Think your attention isn’t big business? The market value of four of the five biggest companies in the world1: Apple, Microsoft, Alphabet (Google), and Amazon, are based on creating the addictive dopamine response loop. Tech writer Nir Eyal says, “the fact that we have greater access to the web through our various devices also gives companies greater access to us. As companies combine this greater access with the ability to collect and process our data at higher speeds than ever before, we’re faced with a future where everything becomes more addictive. This trinity of access, data, and speed creates new opportunities for habit-forming technologies to hook users.”
So much about this newsletter is about internal freedom, a liberation that goes beyond financial independence and more to an inner liberation. And you can’t really be free if you don’t prize your own attention.
“The dictatorships of tomorrow will deprive men of their freedom, but will give them in exchange a happiness none the less real, as a subjective experience, for being chemically induced. The pursuit of happiness is one of the traditional rights of man; unfortunately, the achievement of happiness may turn out to be incompatible with another of man’s rights — namely, liberty.”
— Aldous Huxley
Prescription: Give yourself the First Hour
“What you see is what you are. There is a symbiosis between the mind and heart of the seer and what they pay attention to.” - Richard Rohr
Here’s my prescription to the attentional dis-ease we all suffer from in capitalism: Spend time outside the demands of everyone and everything else. Have one hour in the morning that is solely yours. Before you read the news, look at your phone, or read your email, just be no one/yourself. Before anyone else gets your attention, luxuriate in an hour of time before anyone else knows you exist. Delight in your own enoughness.
I call it First Hour. It’s yours. Do with it what you will. Writers will write. Runners will run. Some will pray. Some will make love. But that First Hour is yours. Treat it with respect, treat yourself with respect. This time is precious. Don’t give it to anyone else.2
My First Hour
“We can’t enchant the world, which makes its own magic; but we can enchant ourselves by paying deep attention.” - Diane Ackerman
My mentor Terces Engelhart asked me last year, “What is the experience you’re committed to having?” The experience I committed to was gratefulness. So my First Hour is gratefulness too. I take a full hour to get out of bed. Before I do anything else, I think about my day and say a prayer of gratitude for what’s to come and for each person on my calendar on that day. A prayer for my dog. For my home. For what I will receive that day.
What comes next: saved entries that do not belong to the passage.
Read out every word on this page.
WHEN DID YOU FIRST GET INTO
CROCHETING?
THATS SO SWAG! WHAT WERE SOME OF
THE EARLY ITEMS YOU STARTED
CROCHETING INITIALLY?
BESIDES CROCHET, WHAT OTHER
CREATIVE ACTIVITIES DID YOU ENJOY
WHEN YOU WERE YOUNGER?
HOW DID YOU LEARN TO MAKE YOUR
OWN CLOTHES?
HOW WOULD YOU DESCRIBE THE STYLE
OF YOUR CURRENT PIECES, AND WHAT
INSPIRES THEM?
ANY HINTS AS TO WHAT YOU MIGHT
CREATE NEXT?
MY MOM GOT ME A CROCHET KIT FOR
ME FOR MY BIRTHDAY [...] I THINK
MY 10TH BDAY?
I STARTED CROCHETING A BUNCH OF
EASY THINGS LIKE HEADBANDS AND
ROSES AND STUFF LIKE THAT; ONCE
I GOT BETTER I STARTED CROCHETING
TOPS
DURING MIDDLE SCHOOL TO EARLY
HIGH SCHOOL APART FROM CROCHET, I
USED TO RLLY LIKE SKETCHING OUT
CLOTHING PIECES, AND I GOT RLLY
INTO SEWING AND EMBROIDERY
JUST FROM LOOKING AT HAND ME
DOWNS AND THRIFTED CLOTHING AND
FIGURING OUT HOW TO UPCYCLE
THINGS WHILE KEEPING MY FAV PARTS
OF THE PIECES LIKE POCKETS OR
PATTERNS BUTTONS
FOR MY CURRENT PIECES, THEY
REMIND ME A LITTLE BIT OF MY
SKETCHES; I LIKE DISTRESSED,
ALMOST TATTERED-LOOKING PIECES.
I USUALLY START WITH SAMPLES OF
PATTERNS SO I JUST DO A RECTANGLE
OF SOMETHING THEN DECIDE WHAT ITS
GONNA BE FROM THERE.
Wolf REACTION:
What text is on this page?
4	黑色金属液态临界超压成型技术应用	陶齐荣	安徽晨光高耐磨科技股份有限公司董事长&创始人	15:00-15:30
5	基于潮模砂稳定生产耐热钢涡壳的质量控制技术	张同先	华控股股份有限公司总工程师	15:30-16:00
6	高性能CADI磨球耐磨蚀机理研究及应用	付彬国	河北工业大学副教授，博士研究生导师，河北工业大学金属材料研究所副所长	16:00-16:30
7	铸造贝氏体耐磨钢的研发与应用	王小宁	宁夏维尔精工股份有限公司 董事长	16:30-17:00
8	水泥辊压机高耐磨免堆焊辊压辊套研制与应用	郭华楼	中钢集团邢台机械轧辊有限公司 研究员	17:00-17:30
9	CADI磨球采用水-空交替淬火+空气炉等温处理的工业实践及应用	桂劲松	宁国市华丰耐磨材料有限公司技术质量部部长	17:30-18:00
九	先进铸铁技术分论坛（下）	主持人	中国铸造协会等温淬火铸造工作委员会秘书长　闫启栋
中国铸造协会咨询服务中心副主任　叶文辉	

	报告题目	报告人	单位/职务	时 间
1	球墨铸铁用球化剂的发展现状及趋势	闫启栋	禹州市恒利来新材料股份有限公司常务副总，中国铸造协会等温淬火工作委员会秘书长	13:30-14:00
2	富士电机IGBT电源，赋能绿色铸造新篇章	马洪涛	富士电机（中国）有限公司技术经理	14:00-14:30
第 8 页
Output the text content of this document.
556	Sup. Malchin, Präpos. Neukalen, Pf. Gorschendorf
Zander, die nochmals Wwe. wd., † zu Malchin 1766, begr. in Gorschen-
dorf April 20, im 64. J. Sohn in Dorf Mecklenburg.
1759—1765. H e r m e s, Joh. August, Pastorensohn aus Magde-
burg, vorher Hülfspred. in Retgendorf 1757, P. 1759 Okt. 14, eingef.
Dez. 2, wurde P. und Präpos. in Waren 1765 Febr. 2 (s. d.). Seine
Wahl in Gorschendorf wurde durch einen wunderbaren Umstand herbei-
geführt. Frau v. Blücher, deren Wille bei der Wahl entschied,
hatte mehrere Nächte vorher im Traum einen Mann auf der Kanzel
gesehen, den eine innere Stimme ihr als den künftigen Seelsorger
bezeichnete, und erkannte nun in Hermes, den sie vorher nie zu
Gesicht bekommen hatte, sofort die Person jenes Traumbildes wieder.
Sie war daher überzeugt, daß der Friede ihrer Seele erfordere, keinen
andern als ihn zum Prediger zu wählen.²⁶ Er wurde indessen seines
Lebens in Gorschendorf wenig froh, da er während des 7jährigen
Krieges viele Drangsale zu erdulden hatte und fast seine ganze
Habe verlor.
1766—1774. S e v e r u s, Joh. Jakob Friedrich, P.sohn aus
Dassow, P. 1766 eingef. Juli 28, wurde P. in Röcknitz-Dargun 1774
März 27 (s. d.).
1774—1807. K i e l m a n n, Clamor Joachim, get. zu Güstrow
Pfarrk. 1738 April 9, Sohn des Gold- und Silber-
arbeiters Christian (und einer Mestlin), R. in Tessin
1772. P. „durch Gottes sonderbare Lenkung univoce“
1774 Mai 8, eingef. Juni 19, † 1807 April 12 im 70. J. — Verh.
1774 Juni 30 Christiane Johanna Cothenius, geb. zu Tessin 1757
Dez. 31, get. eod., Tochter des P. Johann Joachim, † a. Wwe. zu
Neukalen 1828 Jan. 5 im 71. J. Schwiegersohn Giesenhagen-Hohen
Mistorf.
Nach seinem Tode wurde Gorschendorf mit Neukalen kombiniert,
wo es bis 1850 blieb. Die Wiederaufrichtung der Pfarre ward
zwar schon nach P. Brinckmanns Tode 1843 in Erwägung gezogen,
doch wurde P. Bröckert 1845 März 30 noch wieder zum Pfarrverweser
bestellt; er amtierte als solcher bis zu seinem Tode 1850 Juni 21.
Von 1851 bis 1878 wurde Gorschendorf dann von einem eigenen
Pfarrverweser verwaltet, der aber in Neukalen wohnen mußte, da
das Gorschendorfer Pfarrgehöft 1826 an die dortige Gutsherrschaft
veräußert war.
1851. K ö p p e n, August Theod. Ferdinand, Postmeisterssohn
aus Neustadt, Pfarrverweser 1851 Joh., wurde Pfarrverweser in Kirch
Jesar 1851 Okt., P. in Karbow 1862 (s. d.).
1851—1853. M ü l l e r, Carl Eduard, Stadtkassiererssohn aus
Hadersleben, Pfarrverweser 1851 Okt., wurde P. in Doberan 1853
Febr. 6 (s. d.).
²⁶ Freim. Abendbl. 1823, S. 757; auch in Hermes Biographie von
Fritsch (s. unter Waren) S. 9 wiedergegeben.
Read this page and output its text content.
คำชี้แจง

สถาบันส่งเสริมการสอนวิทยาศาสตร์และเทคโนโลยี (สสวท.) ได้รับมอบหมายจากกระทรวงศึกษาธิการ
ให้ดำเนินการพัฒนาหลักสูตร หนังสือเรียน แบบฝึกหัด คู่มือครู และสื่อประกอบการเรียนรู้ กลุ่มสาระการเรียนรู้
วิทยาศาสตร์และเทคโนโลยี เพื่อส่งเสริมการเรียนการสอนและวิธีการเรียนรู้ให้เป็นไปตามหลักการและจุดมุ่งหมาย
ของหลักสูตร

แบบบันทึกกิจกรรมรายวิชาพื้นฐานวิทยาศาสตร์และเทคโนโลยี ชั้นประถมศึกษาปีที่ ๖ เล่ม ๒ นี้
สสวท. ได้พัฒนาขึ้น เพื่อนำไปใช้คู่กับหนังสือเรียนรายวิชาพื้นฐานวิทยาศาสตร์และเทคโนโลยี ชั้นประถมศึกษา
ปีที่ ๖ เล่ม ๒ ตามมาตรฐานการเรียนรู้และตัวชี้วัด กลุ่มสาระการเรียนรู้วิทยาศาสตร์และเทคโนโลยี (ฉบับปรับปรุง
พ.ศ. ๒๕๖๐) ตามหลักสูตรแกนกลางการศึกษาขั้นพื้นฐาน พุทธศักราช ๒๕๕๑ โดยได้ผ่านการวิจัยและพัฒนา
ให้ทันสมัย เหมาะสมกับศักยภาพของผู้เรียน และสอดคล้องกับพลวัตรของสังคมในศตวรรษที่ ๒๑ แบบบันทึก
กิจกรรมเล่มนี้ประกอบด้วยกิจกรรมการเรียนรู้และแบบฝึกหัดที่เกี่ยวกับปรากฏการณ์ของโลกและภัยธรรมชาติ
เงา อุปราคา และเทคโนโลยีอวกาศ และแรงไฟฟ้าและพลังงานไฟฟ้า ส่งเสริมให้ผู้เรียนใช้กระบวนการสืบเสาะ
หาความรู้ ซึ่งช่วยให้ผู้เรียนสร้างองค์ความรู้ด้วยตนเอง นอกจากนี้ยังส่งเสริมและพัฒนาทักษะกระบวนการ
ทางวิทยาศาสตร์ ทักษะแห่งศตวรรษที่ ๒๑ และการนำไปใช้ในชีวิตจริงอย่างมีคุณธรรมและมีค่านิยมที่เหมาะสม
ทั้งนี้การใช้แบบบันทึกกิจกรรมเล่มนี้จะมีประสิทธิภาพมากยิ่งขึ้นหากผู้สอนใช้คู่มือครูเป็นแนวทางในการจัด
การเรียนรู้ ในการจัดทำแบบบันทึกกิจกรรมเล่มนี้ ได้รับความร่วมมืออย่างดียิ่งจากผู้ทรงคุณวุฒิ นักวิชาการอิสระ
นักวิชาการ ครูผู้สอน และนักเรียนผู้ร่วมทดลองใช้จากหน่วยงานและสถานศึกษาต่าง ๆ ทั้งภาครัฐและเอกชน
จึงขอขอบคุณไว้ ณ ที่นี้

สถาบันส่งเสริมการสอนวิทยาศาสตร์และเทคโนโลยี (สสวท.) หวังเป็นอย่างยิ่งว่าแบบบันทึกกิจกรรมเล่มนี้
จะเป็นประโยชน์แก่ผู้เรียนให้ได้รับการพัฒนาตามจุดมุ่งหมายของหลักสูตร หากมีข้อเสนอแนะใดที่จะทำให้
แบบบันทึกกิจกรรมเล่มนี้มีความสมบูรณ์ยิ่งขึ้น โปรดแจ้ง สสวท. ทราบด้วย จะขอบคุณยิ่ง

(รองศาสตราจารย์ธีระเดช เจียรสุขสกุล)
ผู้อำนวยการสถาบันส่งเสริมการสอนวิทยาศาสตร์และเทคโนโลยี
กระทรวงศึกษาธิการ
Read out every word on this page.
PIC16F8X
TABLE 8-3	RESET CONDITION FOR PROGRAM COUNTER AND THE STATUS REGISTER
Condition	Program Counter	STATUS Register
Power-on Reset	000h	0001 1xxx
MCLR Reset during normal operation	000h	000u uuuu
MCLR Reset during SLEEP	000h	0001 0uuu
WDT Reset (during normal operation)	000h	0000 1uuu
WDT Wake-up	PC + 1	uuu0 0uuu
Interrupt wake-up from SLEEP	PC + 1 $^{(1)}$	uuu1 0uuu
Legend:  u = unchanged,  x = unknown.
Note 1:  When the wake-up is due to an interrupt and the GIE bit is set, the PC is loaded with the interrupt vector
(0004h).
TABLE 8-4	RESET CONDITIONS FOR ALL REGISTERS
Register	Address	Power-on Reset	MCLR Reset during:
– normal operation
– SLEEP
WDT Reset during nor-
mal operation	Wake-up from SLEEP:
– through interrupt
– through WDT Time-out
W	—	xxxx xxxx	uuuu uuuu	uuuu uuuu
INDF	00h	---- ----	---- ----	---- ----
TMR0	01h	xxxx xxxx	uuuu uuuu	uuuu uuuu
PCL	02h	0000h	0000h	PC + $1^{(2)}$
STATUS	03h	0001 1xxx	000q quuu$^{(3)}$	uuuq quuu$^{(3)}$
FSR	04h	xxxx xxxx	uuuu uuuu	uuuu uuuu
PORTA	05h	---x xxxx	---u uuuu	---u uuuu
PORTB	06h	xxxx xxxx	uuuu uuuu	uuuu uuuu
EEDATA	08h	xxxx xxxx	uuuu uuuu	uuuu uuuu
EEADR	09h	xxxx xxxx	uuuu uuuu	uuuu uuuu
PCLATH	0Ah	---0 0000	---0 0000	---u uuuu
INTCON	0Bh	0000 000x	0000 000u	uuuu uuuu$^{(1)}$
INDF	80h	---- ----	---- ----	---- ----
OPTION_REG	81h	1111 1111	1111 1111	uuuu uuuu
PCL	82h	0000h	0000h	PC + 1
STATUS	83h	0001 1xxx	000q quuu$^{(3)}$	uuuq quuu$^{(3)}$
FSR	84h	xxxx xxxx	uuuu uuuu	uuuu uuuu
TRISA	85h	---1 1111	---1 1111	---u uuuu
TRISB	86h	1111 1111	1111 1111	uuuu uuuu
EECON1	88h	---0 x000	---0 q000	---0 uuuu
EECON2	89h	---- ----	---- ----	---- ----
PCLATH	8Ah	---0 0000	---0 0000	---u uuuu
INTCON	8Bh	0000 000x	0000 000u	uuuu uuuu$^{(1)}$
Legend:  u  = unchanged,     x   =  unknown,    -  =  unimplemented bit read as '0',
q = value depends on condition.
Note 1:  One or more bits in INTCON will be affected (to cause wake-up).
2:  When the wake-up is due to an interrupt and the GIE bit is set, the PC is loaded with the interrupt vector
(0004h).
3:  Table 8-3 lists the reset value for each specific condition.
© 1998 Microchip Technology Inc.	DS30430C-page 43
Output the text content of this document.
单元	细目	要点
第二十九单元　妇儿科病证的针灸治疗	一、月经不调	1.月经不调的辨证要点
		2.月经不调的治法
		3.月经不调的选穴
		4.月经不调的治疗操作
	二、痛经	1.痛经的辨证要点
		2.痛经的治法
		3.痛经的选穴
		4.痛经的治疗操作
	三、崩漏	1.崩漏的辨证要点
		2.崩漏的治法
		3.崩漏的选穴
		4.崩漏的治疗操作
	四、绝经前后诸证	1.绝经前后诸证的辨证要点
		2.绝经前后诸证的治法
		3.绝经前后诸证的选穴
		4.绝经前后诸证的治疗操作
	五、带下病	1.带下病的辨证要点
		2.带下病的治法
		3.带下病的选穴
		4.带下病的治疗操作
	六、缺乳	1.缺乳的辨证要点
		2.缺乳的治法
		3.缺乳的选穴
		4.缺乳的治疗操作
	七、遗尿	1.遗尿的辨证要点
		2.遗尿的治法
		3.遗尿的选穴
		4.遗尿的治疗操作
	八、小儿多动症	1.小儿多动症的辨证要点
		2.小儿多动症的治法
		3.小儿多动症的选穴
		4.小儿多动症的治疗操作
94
At breakfast, I sit without a device and have an itakimasu practice: humbly receiving the food coming into me, and all the people and natural world that gave it to me.
Attention is the doorway to gratitude, the doorway to wonder, the doorway to reciprocity… While expressing gratitude seems innocent enough, it is a revolutionary idea. In a consumer society, contentment is a radical proposition - Robin Wall Kimmerer
“Our goal should be to live life in radical amazement [to] get up in the morning and look at the world in a way that takes nothing for granted. Everything is phenomenal; everything is incredible; never treat life casually. To be spiritual is to be amazed.” - Abraham Heschel
That’s my time to be radically amazed. It’s the space I’ve carved out before the news, the phone, or the job starts demanding my attention. My time to be set my intentions, my attention. I give myself the First Hour for this, this gift, before I start giving my hours to anyone else.
This is self-attunement. This is attentional hygiene. It will feel good.
The other is a Saudi Arabian oil company. Meta (Facebook/Instagram) is the 10th largest.
Don’t think you can do it because you’re too busy? Yet plenty of people do it, including the Dalai Lama. It’s a question of priorities. In Financial Freedom 1 we call it Pay Yourself First. You send money into your nest egg before you pay anything or anyone else: rent, groceries, bills, etc.. Get the first two chapters of Profit First for free to get an idea of how it works.
Once you get used to giving yourself the first hour, you realize that you’ve been prioritizing everyone else’s demands before your own.